Он подумал об Эвелин, своей жене, с которой познакомился там же, в Испании; увидел ее молодой, той, какой она была в госпитале, — деловой, все успевающей, а главное, умеющей понять чужую душу. Она была истинной наследницей Флоренс Найтингейл [3] и такой оставалась всю последующую жизнь. Джон Дарлингтон чувствовал себя счастливым, оттого что Эвелин всегда была рядом, и он, пожалуй, не достиг бы самых больших высот в профсоюзе и вообще не стал бы таким, каков есть, если бы она, Эвелин, не разделяла все его тяготы, успехи и поражения.
3
Флоренс Найтингейл — (1820—1910) — прославленная сестра милосердия в Крымскую войну 1853—1856 гг., национальный символ доброты и сердечности.
У них выросли хорошие дети, два сына и дочь, трое, как по традиции принято в Англии; они уже кое-чего достигли в своей взрослой жизни — сами, упорным трудом; и такие они у них благодаря прежде всего ей, Эвелин…
Джон Дарлингтон всегда тепло думал о жене, и всегда при этом лицо его светлело. Вот и сегодня, — подумал он, — с утра пораньше она поспешила за покупками, чтобы приготовить хороший обед: они решили Федора Взорова принять дома…

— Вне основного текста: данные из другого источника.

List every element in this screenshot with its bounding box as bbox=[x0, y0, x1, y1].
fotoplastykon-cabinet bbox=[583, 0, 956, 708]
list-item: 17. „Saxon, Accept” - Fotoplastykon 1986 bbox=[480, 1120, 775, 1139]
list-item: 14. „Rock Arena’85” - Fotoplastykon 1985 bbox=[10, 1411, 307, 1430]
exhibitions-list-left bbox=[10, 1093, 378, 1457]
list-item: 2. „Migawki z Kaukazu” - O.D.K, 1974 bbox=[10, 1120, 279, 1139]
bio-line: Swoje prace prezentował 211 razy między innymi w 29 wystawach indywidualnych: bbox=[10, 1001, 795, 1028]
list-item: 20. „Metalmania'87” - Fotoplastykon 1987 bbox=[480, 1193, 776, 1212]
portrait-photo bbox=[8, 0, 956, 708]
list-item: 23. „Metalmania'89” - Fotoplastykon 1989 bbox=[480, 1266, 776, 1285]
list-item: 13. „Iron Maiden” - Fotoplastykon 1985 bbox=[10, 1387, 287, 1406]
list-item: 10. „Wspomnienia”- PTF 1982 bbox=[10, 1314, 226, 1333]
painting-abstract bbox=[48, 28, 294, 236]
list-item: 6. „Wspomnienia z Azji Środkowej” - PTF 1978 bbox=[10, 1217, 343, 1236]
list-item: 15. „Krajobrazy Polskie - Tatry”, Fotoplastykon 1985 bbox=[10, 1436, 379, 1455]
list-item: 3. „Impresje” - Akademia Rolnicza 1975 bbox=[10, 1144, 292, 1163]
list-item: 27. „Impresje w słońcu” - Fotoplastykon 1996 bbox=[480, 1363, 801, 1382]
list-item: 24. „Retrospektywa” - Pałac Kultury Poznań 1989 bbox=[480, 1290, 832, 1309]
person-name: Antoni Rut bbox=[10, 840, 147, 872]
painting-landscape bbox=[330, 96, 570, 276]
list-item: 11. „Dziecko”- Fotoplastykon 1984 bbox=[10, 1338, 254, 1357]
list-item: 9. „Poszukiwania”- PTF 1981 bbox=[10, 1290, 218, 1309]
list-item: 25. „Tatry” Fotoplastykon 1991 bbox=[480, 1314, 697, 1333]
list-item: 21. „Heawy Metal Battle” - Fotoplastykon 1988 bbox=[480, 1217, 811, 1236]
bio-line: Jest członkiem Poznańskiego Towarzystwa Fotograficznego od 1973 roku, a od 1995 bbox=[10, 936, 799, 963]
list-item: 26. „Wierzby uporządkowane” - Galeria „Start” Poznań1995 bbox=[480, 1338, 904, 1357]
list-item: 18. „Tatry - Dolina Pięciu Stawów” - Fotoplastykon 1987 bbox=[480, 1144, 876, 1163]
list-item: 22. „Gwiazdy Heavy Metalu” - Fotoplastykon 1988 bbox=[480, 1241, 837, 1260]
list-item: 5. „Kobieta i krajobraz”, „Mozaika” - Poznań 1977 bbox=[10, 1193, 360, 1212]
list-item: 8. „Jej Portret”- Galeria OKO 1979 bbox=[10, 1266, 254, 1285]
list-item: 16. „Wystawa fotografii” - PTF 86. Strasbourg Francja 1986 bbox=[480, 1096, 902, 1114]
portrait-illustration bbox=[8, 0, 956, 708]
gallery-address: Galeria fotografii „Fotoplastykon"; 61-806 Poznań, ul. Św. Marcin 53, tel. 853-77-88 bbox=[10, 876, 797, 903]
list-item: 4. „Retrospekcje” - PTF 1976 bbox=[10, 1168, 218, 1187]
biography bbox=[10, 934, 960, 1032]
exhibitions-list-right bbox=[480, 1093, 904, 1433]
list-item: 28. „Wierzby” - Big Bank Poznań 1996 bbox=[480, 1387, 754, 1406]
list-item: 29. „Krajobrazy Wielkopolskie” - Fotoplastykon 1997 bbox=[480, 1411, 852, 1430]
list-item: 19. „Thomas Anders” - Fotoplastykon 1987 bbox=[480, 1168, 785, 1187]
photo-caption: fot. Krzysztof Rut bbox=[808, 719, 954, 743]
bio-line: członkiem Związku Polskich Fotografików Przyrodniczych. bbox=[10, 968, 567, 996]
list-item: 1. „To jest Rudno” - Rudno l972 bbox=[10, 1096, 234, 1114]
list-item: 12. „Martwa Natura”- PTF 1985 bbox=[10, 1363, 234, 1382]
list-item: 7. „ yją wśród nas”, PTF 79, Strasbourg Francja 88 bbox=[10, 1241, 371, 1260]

«Но — что же все-таки с ним?..»
Дарлингтон вновь вернулся к делам, к нынешнему важному событию и пожалел, что Джо Вигмор, его профсоюзный собрат из Детройта, все же не прилетел в Лондон. Его ссылку на занятость он не принял, ясно представляя истинные причины. Во-первых, по привычке американцы не хотят впутываться в политику, а во-вторых, они просто не готовы к новому подходу, к осознанию неизбежности этой борьбы. А ко всему прочему, они достаточно хорошо зарабатывают на военных заказах, и для них немыслимо отказаться от солидного куша: мол, на такое способны лишь дураки.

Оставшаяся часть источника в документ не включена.